Not so nice, however, when a bunch of f***wits from "UK Uncut", "Occupy", and some rather more radical than usual disability groups chained themselves across the sodding road and block it up tighter than a double dose of kaolin and morphine mixture.
With the exception pf the disability people, who've got a very real worry over benefit cuts, the rest of the hangers-on and spongers from "UK Uncut", "Occupy", and the rest of these full-time layabout oxygen thieves need a bloody good smack around the chops (preferably with something larger than a wet kipper) to wake them up to the REAL world, not their make-believe "let's piss everyone off to make change happen" crap.
For f*** sake, why can't they get a sodding grip, get a bloody job, and join the Human Race? It's not difficult, you just have to apply yourself - if they were instead to spend even a fifth of the effort they put into planning these stupid stunts into looking for a job, I dare say that the country would be a damn sight better off.
So, casting your minds back, these are the sorts of people that caused mayhem with CND, NIMN, and other so-called protest movements between the 60s and 80s during the Cold War.
Now this rent-a-twat bunch have found another way of goofing off and pissing off the rest of society, and that's protesting capitalism and trade in most of its forms.

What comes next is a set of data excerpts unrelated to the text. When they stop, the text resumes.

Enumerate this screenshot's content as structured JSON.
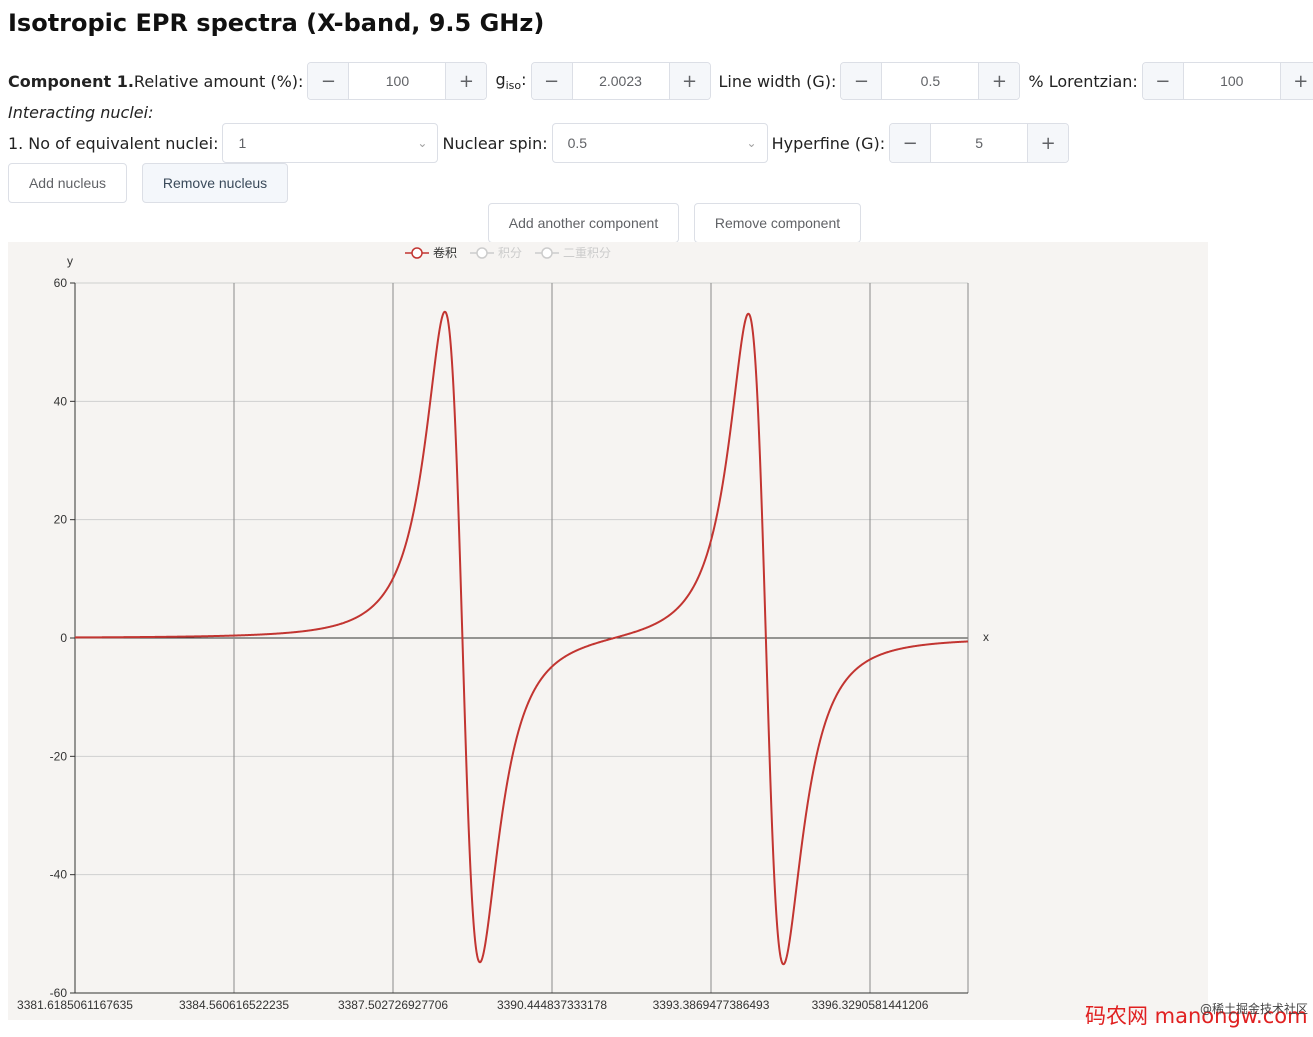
{
  "title": "Isotropic EPR spectra (X-band, 9.5 GHz)",
  "component": {
    "heading": "Component 1.",
    "relative_amount": {
      "label": "Relative amount (%):",
      "value": "100"
    },
    "giso": {
      "label_main": "g",
      "label_sub": "iso",
      "label_suffix": ":",
      "value": "2.0023"
    },
    "line_width": {
      "label": "Line width (G):",
      "value": "0.5"
    },
    "lorentzian": {
      "label": "% Lorentzian:",
      "value": "100"
    },
    "minus_glyph": "−",
    "plus_glyph": "+"
  },
  "nuclei": {
    "heading": "Interacting nuclei:",
    "row_prefix": "1.",
    "equivalent_label": "No of equivalent nuclei:",
    "equivalent_value": "1",
    "spin_label": "Nuclear spin:",
    "spin_value": "0.5",
    "hyperfine_label": "Hyperfine (G):",
    "hyperfine_value": "5"
  },
  "buttons": {
    "add_nucleus": "Add nucleus",
    "remove_nucleus": "Remove nucleus",
    "add_component": "Add another component",
    "remove_component": "Remove component"
  },
  "chart_data": {
    "type": "line",
    "xlabel": "x",
    "ylabel": "y",
    "xlim": [
      3381.6185061167635,
      3396.3290581441206
    ],
    "ylim": [
      -60,
      60
    ],
    "x_ticks": [
      "3381.6185061167635",
      "3384.560616522235",
      "3387.502726927706",
      "3390.444837333178",
      "3393.3869477386493",
      "3396.3290581441206"
    ],
    "y_ticks": [
      "60",
      "40",
      "20",
      "0",
      "-20",
      "-40",
      "-60"
    ],
    "grid": true,
    "legend_position": "top-center",
    "series": [
      {
        "name": "卷积",
        "color": "#c23531",
        "active": true,
        "center_fields": [
          3388.0,
          3393.0
        ],
        "peak": 55,
        "trough": -55
      },
      {
        "name": "积分",
        "color": "#cccccc",
        "active": false
      },
      {
        "name": "二重积分",
        "color": "#cccccc",
        "active": false
      }
    ]
  },
  "watermark": "码农网 manongw.com",
  "credit": "@稀土掘金技术社区"
}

The fact that the capitalist system provides them the clothes they wear, and the food that they eat, probably escapes their single-cell brains. The fact that they harm society when they pull these mindless stunts also probably escapes them completely. They make me sick. They really do.
And today, when I'm a mere quarter into my second half of the duty I got roped into this morning, we had a bunch of these layabout losers stuffing up central London with their completely maladjusted piss-poor attitudes and drums (yes, bloody drums. And bongos, would you believe. They also succeded in giving me a bloody headache while my bus was stuck in that mess of their making), buggering up ordinary subjects daily lives with their adolescent attitudes that say that the rest of us owe them a living. See the photo to the left? Nothing could move. This happened mere moments after I left the bus stand near Oxford Circus. Talk about crap timing. Oh, and by the way, that's the environment they were messing with as well, because they'd just caused a massive traffic congestion - and thus more smog - leading all the way back to the A4. Another thing I'd like to stuff down their stupid throats - the smog, not the traffic... although...
I have two words for them on all of the above: It's Bollocks. And you can quote me on that.